ES&S is the company that Chuck Hagel used to own 20% of? The one whose voting machines gave him a landslide win in majority-black precincts in Omaha where EXIT POLLS had him 15-20 points down? They may be less notorious, but that doesn't mean they're any more honest.
Chuck Hagel, Nebraska’s senior U.S. Senator, was re-elected to his second term in the United States Senate on November 5, 2002 with 83% of the vote. Senator Hagel’s duties include membership on three Senate committees: Foreign Relations; Banking, Housing and Urban Affairs; and Select Committee on Intelligence. Hagel is chairman of the Senate Foreign Relations International Economic Policy, Export and Trade Promotion Subcommittee and the Senate Banking International Trade and Finance Subcommittee. Hagel serves as the Co-chairman of the Congressional-Executive Commission on China.
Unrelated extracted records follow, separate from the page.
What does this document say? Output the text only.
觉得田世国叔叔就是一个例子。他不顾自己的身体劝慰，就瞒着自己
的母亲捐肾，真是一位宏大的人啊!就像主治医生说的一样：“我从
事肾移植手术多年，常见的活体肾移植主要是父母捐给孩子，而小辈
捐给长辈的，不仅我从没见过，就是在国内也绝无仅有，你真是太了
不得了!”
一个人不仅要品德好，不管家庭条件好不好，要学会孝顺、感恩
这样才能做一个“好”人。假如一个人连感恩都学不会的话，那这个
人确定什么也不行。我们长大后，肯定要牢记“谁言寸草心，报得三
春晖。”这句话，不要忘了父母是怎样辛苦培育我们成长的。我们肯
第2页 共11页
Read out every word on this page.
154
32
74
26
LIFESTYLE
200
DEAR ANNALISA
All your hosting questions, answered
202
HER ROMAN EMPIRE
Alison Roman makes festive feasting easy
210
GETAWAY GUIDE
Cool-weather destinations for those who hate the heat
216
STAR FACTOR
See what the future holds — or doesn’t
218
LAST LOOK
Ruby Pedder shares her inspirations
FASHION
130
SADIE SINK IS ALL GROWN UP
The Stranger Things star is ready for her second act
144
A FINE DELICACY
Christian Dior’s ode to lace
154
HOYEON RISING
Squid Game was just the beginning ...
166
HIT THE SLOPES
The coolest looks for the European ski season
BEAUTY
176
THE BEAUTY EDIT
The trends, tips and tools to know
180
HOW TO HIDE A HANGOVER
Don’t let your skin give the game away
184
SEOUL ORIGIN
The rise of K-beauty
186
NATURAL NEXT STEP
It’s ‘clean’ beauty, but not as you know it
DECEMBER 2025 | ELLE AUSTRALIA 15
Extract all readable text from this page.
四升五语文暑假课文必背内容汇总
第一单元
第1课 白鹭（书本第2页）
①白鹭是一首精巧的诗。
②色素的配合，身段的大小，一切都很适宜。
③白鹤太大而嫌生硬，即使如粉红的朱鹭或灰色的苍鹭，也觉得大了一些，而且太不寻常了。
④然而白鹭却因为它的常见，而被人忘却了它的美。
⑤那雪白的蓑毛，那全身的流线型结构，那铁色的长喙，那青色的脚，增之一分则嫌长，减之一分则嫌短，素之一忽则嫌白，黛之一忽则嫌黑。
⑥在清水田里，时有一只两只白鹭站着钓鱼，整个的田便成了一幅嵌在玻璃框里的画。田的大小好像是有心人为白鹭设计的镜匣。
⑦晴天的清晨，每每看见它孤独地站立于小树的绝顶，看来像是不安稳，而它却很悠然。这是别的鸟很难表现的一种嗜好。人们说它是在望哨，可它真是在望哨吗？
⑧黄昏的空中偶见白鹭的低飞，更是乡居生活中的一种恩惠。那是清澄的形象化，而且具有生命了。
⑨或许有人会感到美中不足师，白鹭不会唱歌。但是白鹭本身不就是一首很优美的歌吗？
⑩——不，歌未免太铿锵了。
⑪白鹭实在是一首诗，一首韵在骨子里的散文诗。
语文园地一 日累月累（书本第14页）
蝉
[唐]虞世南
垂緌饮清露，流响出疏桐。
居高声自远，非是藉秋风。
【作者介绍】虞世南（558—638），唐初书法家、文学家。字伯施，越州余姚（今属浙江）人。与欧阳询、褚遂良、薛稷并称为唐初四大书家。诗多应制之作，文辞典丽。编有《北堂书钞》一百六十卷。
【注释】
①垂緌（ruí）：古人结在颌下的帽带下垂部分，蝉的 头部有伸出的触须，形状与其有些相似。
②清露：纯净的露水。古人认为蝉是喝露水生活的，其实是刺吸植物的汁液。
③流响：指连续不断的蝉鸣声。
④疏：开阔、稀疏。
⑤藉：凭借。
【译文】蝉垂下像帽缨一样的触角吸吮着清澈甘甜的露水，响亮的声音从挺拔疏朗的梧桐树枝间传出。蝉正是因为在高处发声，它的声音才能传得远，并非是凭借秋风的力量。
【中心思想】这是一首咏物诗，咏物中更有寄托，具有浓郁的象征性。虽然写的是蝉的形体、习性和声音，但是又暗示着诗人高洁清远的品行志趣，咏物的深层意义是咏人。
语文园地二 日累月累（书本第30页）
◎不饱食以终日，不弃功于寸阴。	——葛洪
Prior to his election to the U.S. Senate, Hagel worked in the private sector as the President of McCarthy & Co., an investment banking firm based in Omaha, Nebraska, and served as Chairman of the Board of American Information Systems (AIS). Before joining McCarthy & Co., Hagel was President and Chief Executive Officer of the Private Sector Council (PSC) in Washington, D.C., Deputy Director and Chief Operating Officer of the 1990 Economic Summit of Industrialized Nations (G-7 Summit) and President and Chief Executive Officer of the World USO.